Firman mengingatkan bahwa harga beras adalah hal yang sangat sensitif. Kenaikan harganya, apalagi karena kebijakan yang diskriminatif, bisa memicu gejolak ekonomi dan masalah sosial yang lebih luas.
Persoalan pangan, katanya, bukan hanya soal ekonomi, tapi juga menyangkut stabilitas nasional.
“Harga beras itu punya efek berantai. Naik sedikit saja, dampaknya bisa kemana-mana. Karena itu, kebijakannya harus adil dan benar-benar melindungi rakyat,” tegasnya.
Ia mendesak pemerintah untuk mengevaluasi kebijakan penetapan harga beras berdasarkan wilayah ini. Baginya, sistem ini justru berpotensi memperlebar kesenjangan dan gagal memenuhi rasa keadilan.
Baca juga: Satgas TPPO Kepri Gencar Tekan PMI Ilegal, Kapolda: Geografis Kepri Rentan Disalahgunakan
“Pertanyaannya, apakah sistem ini efektif?
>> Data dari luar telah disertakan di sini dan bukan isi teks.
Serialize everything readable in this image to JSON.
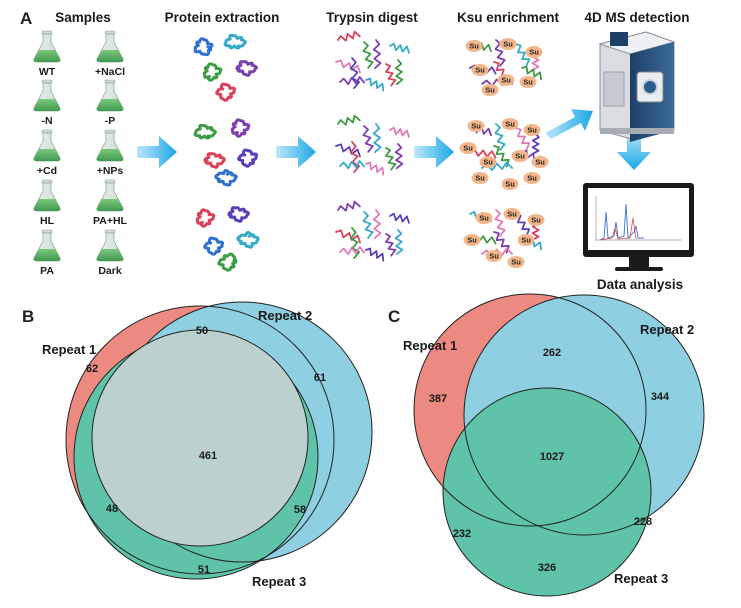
{
  "panel_a": {
    "letter": "A",
    "headers": {
      "samples": "Samples",
      "extraction": "Protein extraction",
      "digest": "Trypsin digest",
      "enrichment": "Ksu enrichment",
      "detection": "4D MS detection",
      "analysis": "Data analysis"
    },
    "samples": [
      "WT",
      "+NaCl",
      "-N",
      "-P",
      "+Cd",
      "+NPs",
      "HL",
      "PA+HL",
      "PA",
      "Dark"
    ],
    "su_label": "Su"
  },
  "panel_b": {
    "letter": "B",
    "labels": {
      "r1": "Repeat 1",
      "r2": "Repeat 2",
      "r3": "Repeat 3"
    },
    "counts": {
      "only1": "62",
      "only2": "61",
      "only3": "51",
      "r12": "50",
      "r13": "48",
      "r23": "58",
      "all": "461"
    }
  },
  "panel_c": {
    "letter": "C",
    "labels": {
      "r1": "Repeat 1",
      "r2": "Repeat 2",
      "r3": "Repeat 3"
    },
    "counts": {
      "only1": "387",
      "only2": "344",
      "only3": "326",
      "r12": "262",
      "r13": "232",
      "r23": "228",
      "all": "1027"
    }
  },
  "colors": {
    "repeat1": "#ec8a82",
    "repeat2": "#8ecfe2",
    "repeat3": "#5ec3a9",
    "center": "#bcd1cf",
    "arrow": "#1aa6e6",
    "flask_liquid": "#4aa35a"
  }
}
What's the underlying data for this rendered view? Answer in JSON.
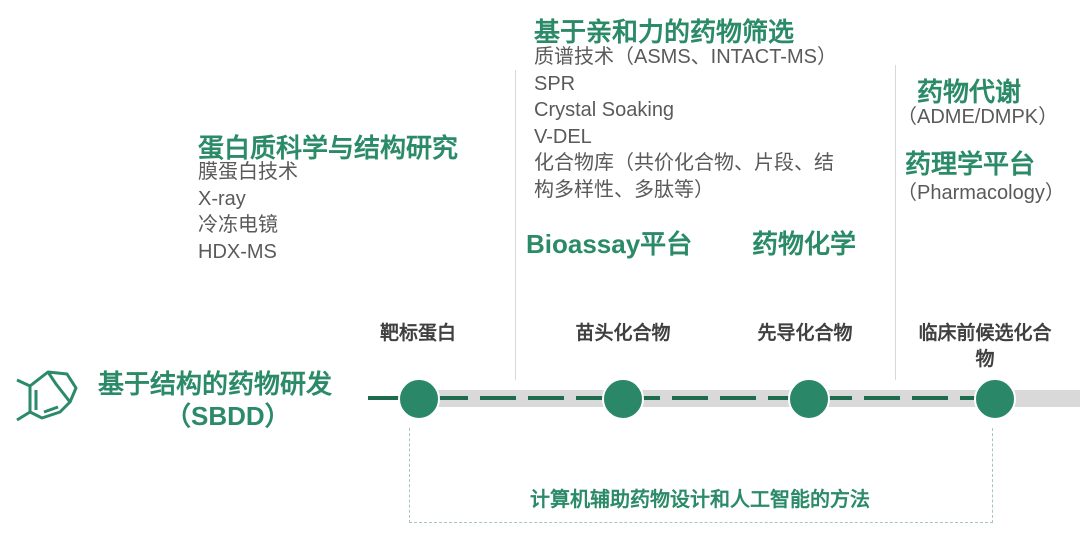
{
  "sbdd": {
    "title": "基于结构的药物研发",
    "abbr": "（SBDD）"
  },
  "protein": {
    "title": "蛋白质科学与结构研究",
    "items": [
      "膜蛋白技术",
      "X-ray",
      "冷冻电镜",
      "HDX-MS"
    ]
  },
  "affinity": {
    "title": "基于亲和力的药物筛选",
    "items": [
      "质谱技术（ASMS、INTACT-MS）",
      "SPR",
      "Crystal Soaking",
      "V-DEL",
      "化合物库（共价化合物、片段、结",
      "构多样性、多肽等）"
    ]
  },
  "bioassay": "Bioassay平台",
  "medchem": "药物化学",
  "metabolism": {
    "title": "药物代谢",
    "sub": "（ADME/DMPK）"
  },
  "pharmacology": {
    "title": "药理学平台",
    "sub": "（Pharmacology）"
  },
  "stages": [
    "靶标蛋白",
    "苗头化合物",
    "先导化合物",
    "临床前候选化合物"
  ],
  "cadd": "计算机辅助药物设计和人工智能的方法",
  "colors": {
    "green": "#2a8767",
    "dark_dash": "#1e6b4e",
    "track": "#d9d9d9"
  }
}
Jika rakyat di satu daerah harus membeli beras lebih mahal, maka kebijakan ini sudah gagal memenuhi prinsip keadilan,” imbuhnya.
Firman menegaskan bahwa negara punya tanggung jawab untuk memastikan pangan tersedia dengan harga yang wajar dan merata. Kebijakan pangan, menurutnya, harus kembali pada tujuan utamanya: mensejahterakan rakyat, bukan sekadar mengejar efisiensi pasar.
“Keadilan pangan adalah fondasi bangsa. Jangan sampai beras, yang menjadi makanan pokok kita, justru menjadi tanda ketimpangan,” pungkas Firman Soebagyo.